Xolia groaned. If she had to argue with herself, she was already in the wrong. Krista had told her that once, when Xolia had her sights set on a senate seat. She tucked Adonis’s number back into its hidden nook. Regardless of the state of their relationship now, she and Marshall shared too much for her to leave him.

Hadn’t she and Rowan shared just as much, though? More even, from their earliest memories in the barracks. What was to become of them now? Were they doomed to be echoes of each other, each carrying a piece of the other, always there and always known, but never to see each other again? Xolia’s breath quickened. If she was losing Rowan, she couldn’t also lose Marshall.

As Xolia was about to toss the phone to the other side of the bed, it chimed. A message from an unknown number. Lingering anxiety was quick to transmute itself to dread. Was it Atlas?
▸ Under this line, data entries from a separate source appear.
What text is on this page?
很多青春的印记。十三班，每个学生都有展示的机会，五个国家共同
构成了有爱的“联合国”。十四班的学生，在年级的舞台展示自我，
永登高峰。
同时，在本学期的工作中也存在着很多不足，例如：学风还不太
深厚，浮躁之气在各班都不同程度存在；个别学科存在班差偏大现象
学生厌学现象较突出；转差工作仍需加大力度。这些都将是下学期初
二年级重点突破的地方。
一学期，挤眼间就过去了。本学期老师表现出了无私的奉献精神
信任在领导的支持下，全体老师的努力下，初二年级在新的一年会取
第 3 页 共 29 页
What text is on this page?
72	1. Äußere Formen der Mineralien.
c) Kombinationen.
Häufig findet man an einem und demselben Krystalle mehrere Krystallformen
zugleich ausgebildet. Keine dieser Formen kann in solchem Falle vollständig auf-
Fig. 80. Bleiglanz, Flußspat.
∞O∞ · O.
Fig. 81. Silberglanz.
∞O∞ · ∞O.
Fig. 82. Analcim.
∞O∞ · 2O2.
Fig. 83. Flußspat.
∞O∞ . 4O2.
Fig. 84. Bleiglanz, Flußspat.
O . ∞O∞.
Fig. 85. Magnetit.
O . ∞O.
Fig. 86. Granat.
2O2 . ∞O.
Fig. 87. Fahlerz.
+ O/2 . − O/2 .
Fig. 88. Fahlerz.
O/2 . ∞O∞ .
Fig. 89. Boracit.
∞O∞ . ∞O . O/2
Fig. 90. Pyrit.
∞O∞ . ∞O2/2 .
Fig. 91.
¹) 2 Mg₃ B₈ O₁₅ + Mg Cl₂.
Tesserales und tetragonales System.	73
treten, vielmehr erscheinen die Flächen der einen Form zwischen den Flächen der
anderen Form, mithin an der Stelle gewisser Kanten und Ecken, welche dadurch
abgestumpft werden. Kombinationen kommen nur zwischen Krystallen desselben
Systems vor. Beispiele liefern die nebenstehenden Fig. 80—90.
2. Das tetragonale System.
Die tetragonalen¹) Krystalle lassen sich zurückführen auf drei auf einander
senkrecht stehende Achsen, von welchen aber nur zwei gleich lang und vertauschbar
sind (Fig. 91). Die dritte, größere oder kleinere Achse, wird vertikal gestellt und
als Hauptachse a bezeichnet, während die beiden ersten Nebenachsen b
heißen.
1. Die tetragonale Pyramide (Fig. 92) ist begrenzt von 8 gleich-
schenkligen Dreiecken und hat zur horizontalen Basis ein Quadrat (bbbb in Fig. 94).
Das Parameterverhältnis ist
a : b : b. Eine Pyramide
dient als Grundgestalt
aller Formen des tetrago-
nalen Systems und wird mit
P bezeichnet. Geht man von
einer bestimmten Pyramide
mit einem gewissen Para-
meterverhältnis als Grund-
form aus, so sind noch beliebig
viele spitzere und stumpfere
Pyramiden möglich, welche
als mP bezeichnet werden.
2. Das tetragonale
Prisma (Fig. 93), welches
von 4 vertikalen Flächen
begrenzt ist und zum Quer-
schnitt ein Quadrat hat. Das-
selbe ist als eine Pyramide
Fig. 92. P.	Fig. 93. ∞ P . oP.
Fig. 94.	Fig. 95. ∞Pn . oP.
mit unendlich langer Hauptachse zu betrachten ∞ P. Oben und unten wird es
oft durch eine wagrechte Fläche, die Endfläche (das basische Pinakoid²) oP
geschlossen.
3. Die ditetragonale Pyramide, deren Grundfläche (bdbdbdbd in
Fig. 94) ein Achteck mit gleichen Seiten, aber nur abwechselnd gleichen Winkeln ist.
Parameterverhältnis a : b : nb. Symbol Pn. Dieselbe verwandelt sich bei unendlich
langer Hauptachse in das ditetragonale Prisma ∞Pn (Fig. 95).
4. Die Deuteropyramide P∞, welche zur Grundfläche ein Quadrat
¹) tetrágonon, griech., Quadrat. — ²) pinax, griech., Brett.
She tapped on it. Xolia, it read, I’ve been trying to reach you for some time now. Please respond at your earliest convenience. Regards, Peter.

Her throat had constricted by the end of the message. Why would Peter want to talk to her? Had Atlas told him where they had gone? Was Peter upset about the gala still? He was the ultimate authority in the country, he could put her back through a rehab center or have her back on daily suppressant checks with a single breath. Having just made it to no checks, she wasn’t ready to give up that taste of freedom. It was the most she had felt like herself in years.